Deprem: Unuttuğumuz Her Şey, Hatırlattığı Her Acı
Deprem… Sarsıntı bitince değil, hafızamızdan silinince daha büyük tehlikeye dönüşüyor. Türkiye, depremin coğrafi değil, aynı zamanda sosyal ve siyasal bir gerçek olduğunu defalarca acı şekilde tecrübe etti. Ama ne yazık ki her felaketten sonra yaşadığımız şey, sadece bina yıkıntıları değil; bir toplumsal hafıza kaybı.
17 Ağustos 1999… 6 Şubat 2023… Bu tarihler, sadece birer doğal afetin tarihi değil; bir milletin sınandığı, ihmallerin ortaya saçıldığı ve “bir daha asla” denilmesine rağmen aynı hataların tekrarlandığı tarihlerdir.
Deprem, kader değil. Ama hazırlıksızlık, ihmal ve duyarsızlık birer tercihtir. Ve biz, çoğu zaman bu tercihlerle yüzleşmek yerine üstünü örtmeyi seçiyoruz.
Her büyük depremden sonra aynı refleksler:
• “Artık herkes dersini aldı.”
• “Yıkılan yerler zaten eskiydi.”
• “Yeni yönetmeliklerle bu bir daha olmaz.”
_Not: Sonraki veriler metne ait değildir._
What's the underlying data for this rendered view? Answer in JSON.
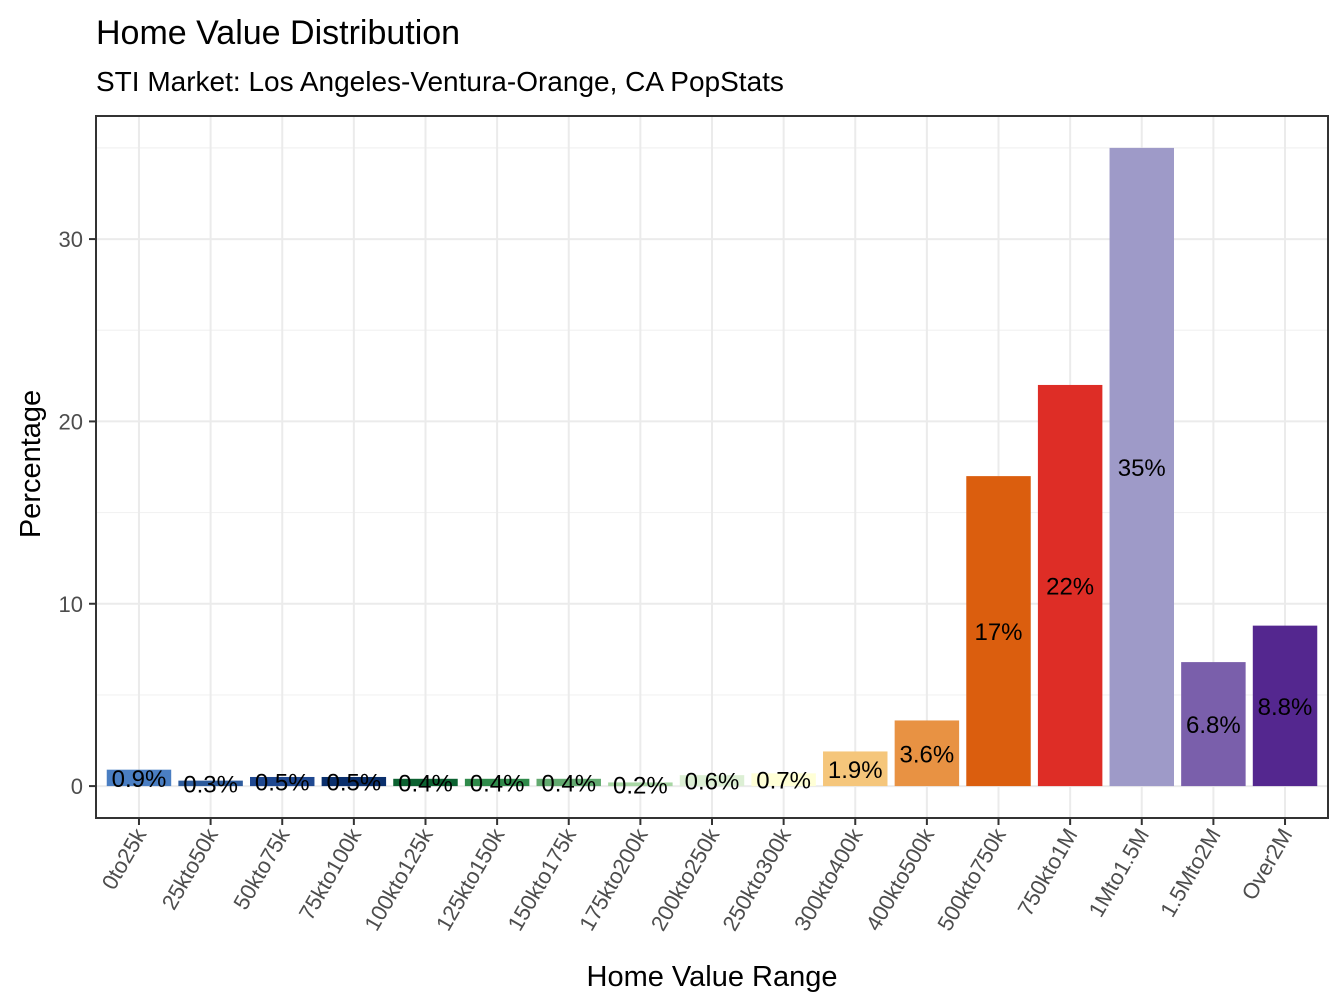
{
  "chart_data": {
    "type": "bar",
    "title": "Home Value Distribution",
    "subtitle": "STI Market: Los Angeles-Ventura-Orange, CA PopStats",
    "xlabel": "Home Value Range",
    "ylabel": "Percentage",
    "ylim": [
      -1.75,
      36.75
    ],
    "yticks": [
      0,
      10,
      20,
      30
    ],
    "grid": true,
    "legend": "none",
    "categories": [
      "0to25k",
      "25kto50k",
      "50kto75k",
      "75kto100k",
      "100kto125k",
      "125kto150k",
      "150kto175k",
      "175kto200k",
      "200kto250k",
      "250kto300k",
      "300kto400k",
      "400kto500k",
      "500kto750k",
      "750kto1M",
      "1Mto1.5M",
      "1.5Mto2M",
      "Over2M"
    ],
    "values": [
      0.9,
      0.3,
      0.5,
      0.5,
      0.4,
      0.4,
      0.4,
      0.2,
      0.6,
      0.7,
      1.9,
      3.6,
      17,
      22,
      35,
      6.8,
      8.8
    ],
    "labels": [
      "0.9%",
      "0.3%",
      "0.5%",
      "0.5%",
      "0.4%",
      "0.4%",
      "0.4%",
      "0.2%",
      "0.6%",
      "0.7%",
      "1.9%",
      "3.6%",
      "17%",
      "22%",
      "35%",
      "6.8%",
      "8.8%"
    ],
    "colors": [
      "#4a7ec2",
      "#2d5b9c",
      "#1f4890",
      "#0a2f6c",
      "#0b6130",
      "#2f8a4a",
      "#63aa70",
      "#a8d6a4",
      "#dcefd4",
      "#ffffd6",
      "#f5c67b",
      "#e89243",
      "#db5e0e",
      "#de2d26",
      "#9e9ac8",
      "#7a5fab",
      "#54278f"
    ]
  }
}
Bir deprem ülkesi olduğumuz gerçeğiyle yüzleşmek demek, sadece mühendislik önlemleri almak değil; zihinsel bir dönüşüm yaşamak demektir. Deprem, bina değil, zihniyet testidir. Sadece kolonlar değil, sistemler de yıkılır eğer temeli sağlam değilse.
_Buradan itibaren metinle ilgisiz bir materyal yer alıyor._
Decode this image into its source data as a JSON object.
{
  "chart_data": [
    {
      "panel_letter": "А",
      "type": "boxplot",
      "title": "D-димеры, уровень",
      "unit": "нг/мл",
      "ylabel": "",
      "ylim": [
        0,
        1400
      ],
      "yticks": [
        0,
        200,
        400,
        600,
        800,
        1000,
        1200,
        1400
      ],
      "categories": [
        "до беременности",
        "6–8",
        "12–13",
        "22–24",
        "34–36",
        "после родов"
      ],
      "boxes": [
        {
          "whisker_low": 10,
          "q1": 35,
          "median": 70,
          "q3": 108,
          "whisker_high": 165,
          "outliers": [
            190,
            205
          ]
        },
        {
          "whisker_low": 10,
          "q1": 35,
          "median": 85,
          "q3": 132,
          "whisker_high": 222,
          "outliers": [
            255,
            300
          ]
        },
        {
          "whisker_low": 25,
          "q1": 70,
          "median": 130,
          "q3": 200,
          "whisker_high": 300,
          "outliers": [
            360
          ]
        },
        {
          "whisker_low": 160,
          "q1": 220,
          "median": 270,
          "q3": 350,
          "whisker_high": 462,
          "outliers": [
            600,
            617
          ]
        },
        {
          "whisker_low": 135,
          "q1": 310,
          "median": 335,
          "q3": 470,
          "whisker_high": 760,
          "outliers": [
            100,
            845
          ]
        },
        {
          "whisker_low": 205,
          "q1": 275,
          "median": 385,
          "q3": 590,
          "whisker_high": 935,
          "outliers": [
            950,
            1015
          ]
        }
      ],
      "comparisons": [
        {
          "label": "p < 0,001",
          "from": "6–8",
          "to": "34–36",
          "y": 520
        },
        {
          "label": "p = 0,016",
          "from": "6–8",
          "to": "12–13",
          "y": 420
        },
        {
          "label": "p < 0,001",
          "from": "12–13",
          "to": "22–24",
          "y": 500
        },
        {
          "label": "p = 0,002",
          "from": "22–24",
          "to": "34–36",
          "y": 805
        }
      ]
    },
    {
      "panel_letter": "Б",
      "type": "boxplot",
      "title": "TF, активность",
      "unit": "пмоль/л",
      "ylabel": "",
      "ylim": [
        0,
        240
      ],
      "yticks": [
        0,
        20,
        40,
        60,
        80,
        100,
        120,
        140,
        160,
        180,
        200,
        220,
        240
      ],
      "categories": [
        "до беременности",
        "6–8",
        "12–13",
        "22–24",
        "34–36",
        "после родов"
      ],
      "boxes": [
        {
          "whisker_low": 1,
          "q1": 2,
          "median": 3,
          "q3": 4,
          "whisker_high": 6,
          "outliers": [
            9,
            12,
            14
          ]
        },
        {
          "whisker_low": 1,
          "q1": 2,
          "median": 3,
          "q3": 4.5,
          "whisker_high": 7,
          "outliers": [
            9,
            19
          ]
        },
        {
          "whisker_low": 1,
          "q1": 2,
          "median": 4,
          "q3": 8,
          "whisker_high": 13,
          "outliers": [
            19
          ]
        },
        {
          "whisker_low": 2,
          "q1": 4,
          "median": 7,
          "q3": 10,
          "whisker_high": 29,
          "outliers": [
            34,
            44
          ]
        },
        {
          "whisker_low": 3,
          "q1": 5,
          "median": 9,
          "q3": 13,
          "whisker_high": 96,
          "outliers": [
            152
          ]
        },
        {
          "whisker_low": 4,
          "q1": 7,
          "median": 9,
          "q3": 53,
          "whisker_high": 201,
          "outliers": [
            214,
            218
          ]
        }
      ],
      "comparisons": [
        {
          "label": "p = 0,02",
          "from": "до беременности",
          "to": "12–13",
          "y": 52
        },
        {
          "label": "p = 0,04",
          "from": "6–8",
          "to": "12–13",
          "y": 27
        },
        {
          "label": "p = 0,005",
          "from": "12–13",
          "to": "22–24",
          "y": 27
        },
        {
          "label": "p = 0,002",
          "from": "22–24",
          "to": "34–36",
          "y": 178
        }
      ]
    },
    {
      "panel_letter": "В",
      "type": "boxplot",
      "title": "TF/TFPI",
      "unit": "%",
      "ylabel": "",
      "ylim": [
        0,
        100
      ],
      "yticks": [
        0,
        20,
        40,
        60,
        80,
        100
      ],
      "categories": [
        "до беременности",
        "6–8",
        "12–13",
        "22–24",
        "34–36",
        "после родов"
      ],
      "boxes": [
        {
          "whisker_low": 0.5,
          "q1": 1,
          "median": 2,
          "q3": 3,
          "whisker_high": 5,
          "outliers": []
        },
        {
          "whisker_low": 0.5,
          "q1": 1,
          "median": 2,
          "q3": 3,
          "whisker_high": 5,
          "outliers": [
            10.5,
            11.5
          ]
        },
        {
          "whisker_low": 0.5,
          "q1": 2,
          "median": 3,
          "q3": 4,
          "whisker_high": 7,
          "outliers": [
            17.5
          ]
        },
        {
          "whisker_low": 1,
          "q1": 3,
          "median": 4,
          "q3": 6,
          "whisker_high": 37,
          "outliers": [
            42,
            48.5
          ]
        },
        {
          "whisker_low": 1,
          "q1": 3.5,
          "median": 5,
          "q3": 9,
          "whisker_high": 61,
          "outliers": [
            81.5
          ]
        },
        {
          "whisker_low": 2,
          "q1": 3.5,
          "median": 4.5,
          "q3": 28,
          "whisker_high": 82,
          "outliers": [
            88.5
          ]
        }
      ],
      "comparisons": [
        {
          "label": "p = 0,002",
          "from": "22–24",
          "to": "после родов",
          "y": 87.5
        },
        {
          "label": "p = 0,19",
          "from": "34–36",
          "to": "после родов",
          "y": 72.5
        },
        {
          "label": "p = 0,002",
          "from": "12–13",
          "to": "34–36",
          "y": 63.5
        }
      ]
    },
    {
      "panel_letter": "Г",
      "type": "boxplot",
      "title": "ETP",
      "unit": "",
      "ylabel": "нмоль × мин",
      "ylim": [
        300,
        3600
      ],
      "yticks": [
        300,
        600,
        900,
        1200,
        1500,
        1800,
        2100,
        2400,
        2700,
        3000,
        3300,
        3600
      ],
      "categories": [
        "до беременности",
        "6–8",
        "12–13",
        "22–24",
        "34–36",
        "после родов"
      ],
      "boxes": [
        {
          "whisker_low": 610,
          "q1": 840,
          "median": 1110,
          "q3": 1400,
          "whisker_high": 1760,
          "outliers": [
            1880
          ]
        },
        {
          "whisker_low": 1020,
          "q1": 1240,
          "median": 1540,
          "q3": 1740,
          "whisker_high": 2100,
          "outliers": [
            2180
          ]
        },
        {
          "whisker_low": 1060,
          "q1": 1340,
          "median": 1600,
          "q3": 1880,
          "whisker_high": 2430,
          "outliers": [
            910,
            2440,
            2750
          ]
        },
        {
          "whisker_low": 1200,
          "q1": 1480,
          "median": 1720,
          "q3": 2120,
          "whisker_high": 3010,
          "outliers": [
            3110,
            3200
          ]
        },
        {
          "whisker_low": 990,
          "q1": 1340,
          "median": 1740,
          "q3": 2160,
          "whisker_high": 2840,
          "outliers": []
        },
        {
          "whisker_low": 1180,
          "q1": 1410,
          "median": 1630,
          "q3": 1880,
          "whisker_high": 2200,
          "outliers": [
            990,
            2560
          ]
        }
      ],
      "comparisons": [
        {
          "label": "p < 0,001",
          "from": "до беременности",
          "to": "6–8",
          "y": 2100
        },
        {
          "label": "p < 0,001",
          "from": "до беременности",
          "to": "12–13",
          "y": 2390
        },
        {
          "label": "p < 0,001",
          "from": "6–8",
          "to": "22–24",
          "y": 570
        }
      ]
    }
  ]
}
Bugün hâlâ milyonlarca insan riskli binalarda yaşıyor. Ve hepimiz biliyoruz ki bir sonraki büyük deprem, “olursa” değil, “ne zaman” sorusunun cevabını bekliyor. Ama biz hâlâ günlük gündemlerle, sosyal medya polemikleriyle meşgulüz.
Şunu unutmamalıyız: Deprem anlık bir felaket olabilir ama ona karşı alınmayan önlemler, yıllara yayılan bir ihanettir.
Son sözü doğa söylüyor, ama asıl kararı biz veriyoruz:
Hazırlıklı mı olacağız, yoksa bir sonraki felakette yine birbirimize “neden” mi diyeceğiz?